I use this site to connect with readers who are interested in the topics I like to cover as well as editors who may be interested in working together. If you’d like to check out my portfolio of published articles, click on Clips. If you’re interested in working with me, take a look at my Resume, Testimonials and Contact pages as well. Otherwise, if you check in regularly (or better yet, subscribe using the button to the right), you’ll see blog posts about my travels and observations, links to new articles I’ve published, photos I’ve taken in my journeys, tidbits of intriguing information I learn in my research, and updates on stories I’m following as well as where I’m going as a writer and a traveler. And unless I’m the subject of the photo or I’ve said otherwise in a caption, all photos you see on this site are my own.

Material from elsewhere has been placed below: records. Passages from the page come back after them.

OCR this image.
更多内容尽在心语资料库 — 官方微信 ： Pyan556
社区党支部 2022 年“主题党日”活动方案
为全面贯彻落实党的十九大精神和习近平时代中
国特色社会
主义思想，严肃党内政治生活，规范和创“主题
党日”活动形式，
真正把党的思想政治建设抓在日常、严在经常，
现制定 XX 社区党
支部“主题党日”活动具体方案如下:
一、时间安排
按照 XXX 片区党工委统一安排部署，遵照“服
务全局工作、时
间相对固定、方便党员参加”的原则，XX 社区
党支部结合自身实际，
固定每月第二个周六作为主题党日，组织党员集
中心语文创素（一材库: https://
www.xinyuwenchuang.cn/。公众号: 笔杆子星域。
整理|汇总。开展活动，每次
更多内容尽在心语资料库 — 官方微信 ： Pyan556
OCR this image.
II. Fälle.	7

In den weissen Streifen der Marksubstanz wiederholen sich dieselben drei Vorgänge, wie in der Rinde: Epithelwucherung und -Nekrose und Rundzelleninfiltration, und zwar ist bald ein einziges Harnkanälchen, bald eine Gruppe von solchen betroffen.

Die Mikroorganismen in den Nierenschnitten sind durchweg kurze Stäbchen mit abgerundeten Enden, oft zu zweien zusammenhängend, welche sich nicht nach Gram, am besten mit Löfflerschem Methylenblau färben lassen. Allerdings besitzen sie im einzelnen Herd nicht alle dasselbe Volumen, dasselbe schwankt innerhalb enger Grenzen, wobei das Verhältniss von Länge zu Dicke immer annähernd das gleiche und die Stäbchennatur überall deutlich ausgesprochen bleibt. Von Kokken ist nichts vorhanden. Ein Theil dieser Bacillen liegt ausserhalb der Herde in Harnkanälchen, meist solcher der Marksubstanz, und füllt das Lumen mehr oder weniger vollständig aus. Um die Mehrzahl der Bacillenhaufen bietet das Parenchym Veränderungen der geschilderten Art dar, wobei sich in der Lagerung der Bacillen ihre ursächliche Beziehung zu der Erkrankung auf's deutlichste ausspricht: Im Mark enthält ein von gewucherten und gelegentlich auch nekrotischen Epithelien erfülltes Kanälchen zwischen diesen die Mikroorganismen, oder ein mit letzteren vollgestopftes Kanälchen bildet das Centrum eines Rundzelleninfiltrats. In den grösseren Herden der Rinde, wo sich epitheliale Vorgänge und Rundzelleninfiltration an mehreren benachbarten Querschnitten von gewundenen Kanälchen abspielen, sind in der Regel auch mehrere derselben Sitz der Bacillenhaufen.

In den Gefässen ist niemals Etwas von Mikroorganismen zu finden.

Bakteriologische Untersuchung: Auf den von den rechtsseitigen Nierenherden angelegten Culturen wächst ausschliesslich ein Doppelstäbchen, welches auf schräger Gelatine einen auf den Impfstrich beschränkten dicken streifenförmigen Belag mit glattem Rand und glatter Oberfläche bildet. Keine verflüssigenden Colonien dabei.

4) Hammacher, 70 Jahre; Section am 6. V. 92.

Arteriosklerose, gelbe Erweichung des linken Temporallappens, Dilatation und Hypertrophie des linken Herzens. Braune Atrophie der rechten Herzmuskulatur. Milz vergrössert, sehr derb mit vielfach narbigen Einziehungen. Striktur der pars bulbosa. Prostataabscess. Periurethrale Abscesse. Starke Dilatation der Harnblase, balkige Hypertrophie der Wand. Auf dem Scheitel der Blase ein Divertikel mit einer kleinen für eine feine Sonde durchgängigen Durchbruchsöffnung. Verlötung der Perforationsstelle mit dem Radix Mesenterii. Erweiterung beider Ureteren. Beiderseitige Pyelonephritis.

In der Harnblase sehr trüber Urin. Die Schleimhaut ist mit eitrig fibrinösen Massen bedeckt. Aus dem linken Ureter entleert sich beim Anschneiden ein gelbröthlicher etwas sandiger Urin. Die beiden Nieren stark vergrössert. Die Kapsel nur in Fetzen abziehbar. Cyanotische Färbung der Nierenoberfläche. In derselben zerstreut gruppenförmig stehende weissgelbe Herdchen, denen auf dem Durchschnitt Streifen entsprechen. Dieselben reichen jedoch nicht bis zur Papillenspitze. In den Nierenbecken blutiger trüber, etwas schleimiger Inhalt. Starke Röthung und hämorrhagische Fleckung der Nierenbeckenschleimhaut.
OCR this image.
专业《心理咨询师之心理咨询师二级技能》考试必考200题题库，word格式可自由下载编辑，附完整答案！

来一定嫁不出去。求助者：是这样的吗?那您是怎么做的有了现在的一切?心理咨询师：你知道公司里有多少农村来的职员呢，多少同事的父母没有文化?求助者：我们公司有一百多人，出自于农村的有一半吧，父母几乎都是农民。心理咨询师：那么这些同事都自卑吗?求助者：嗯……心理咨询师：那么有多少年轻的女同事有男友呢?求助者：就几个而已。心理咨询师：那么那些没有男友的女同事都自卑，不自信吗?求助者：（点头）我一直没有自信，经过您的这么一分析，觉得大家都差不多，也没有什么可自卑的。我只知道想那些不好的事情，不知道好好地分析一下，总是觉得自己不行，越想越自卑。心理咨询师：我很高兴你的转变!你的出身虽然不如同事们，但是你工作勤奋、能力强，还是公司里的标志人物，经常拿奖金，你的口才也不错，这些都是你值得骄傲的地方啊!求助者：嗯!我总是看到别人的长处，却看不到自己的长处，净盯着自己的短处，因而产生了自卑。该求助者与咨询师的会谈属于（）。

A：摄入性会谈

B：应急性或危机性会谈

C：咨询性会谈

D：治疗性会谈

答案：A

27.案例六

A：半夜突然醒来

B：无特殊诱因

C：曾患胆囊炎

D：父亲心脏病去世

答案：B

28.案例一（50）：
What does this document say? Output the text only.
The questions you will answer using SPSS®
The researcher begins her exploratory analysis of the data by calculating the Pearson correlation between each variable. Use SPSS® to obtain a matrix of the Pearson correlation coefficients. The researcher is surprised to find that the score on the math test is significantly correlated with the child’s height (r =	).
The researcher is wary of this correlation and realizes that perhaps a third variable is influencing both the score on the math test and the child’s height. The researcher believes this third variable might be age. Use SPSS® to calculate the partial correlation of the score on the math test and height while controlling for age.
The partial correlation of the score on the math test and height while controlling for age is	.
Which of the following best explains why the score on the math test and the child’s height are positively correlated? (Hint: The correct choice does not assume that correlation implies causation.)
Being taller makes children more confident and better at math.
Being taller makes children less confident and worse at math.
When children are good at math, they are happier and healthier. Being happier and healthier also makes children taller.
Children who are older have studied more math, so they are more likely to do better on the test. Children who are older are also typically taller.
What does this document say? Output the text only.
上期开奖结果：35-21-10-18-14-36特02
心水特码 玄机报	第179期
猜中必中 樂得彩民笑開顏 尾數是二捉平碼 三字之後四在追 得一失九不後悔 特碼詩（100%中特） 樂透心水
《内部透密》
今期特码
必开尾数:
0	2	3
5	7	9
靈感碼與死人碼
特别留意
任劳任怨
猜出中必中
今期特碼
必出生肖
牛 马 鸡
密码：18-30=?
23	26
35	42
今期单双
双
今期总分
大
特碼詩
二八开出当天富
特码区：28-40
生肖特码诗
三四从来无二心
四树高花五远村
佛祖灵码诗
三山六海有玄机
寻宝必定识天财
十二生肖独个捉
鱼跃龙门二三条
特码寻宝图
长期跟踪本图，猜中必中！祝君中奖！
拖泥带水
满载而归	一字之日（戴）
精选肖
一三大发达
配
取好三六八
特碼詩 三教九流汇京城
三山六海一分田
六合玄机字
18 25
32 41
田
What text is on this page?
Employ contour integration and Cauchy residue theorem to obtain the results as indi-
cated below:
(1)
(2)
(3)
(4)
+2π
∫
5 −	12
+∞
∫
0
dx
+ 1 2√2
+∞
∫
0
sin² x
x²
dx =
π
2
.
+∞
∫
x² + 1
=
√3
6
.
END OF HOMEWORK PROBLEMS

In Edward Abbey’s Desert Solitaire (which I highly recommend), the author writes: “A venturesome minority will always be eager to set off on their own, and no obstacles should be placed in their path; let them take risks, for godsake, let them get lost, sunburnt, stranded, drowned, eaten by bears, buried alive under avalanches — that is the right and privilege of any free American.” I’ve always identified with this line, as I honestly wouldn’t mind getting lost, stranded or buried alive under avalanches — and I actually think any of those experiences could make for a great story.